Yes, and it's one of the higher-leverage applications for biotech operators in Kendall Square. The core problem is that submission packages — IND amendments, NDA modules, CMC sections — require pulling from multiple source systems (lab notebooks, formulation records, stability data repositories) and assembling them into a structured format that meets specific FDA guidance. That assembly work is currently done by scientists or regulatory affairs staff who check documents manually against a checklist and rebuild the package from scratch each submission cycle. Workflow automation handles the retrieval and assembly layer: pulling from defined source folders, applying the right document templates, flagging missing sections, and generating a first-draft package the regulatory lead reviews rather than authors. The human still reviews and signs off — that step doesn't change. What changes is how many hours they spend on rote assembly versus actual scientific review. This is not legal advice on FDA compliance; your regulatory counsel owns that piece.

SBIR-funded spinouts are actually a good fit for fixed-price automation builds precisely because budget is constrained and every hour of founder time has a high opportunity cost. The $99 AI readiness audit is a reasonable first step — it maps where your operational drag is actually coming from before any build is scoped. Common high-value targets at this stage: NIH progress report drafting from existing lab data, invoice-to-subcontract matching for budget reconciliation, and onboarding flows for new lab members or contractors who need to get productive without burning the PI's week. The Founder Review Call at $497 is designed for this stage — ninety minutes, written prioritization memo, no commitment to a build. If the audit or call surfaces a workflow that saves more than it costs in the first quarter, the math works even on a Phase I budget. If it doesn't, we'll tell you that, too.

Data scoping is the first conversation, not an afterthought. For research-adjacent workflows, we use read-only API connections to source systems wherever possible — pulling from a defined folder structure or a specific database view rather than broad system access. For AI-assisted steps, we route through enterprise model endpoints (Anthropic, Azure OpenAI) that carry contractual no-training, zero-retention terms, so your formulation data or unpublished sequence information is not used to train any model and is not retained after the request completes. The signed data processing terms are part of the engagement file before any credential changes hands. If your counsel or tech transfer office has specific requirements around data residency or export controls (common for ITAR-adjacent research), those constraints get mapped in the audit phase and baked into the architecture. We've worked with teams that have very strict data-handling requirements; the builds take longer to scope, but the approach is the same.

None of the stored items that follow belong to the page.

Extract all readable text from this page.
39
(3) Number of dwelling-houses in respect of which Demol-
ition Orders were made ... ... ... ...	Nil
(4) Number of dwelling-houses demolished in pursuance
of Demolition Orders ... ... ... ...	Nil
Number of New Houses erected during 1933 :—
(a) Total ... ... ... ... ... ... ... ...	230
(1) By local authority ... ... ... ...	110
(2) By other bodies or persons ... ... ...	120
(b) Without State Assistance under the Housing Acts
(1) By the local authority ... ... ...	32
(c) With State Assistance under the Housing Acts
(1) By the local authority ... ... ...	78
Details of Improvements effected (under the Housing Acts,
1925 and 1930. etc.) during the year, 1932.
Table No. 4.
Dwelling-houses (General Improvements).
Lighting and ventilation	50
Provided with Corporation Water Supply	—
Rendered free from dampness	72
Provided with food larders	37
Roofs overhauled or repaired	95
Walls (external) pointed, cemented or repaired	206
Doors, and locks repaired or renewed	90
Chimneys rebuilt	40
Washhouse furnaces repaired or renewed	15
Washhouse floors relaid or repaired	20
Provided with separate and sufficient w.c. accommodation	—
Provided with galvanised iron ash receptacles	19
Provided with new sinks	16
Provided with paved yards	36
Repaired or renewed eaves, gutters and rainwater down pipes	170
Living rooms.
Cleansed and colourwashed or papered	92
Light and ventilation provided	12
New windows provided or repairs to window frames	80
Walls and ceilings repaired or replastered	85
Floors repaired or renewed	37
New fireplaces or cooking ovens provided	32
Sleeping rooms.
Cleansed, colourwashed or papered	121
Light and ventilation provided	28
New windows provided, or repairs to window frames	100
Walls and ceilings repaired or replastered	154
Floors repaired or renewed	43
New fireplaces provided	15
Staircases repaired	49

Internal ML talent and operational automation solve different problems and rarely overlap. Your researchers are building models, running experiments, and publishing. Workflow automation handles the connective tissue between tools: routing meeting notes to the right project folder, syncing grant milestone tracking to your project management system, generating first-draft reports from structured data so a researcher isn't starting from a blank doc. The builds we scope don't require your ML team's involvement and don't compete with their priorities. In practice, internal AI teams often have the longest list of operational frustrations because they see exactly where the process is broken and don't have cycles to fix it themselves. The audit conversation tends to move fast with technical teams because they can articulate the problem precisely — which shortens the scoping work and usually gets a first build into production faster than with less technical operators.

It depends on what the audit surfaces, but two patterns show up most often. For biotech R&D teams, the first build is usually a document assembly or reporting automation — something that takes a repeating, high-stakes document workflow (regulatory filings, progress reports, CMC sections) and produces a structured first draft from source data the team already has, rather than requiring a scientist to assemble it from scratch. For health-tech and mid-market tech firms, the first build is more often an internal knowledge or routing system — a tool that answers common questions from the team's own documentation, routes support tickets correctly, or handles the onboarding checklist for new hires without requiring a senior person to run it manually. We rarely recommend starting with more than one capability. One thing deployed and working in four weeks beats three things half-built in three months.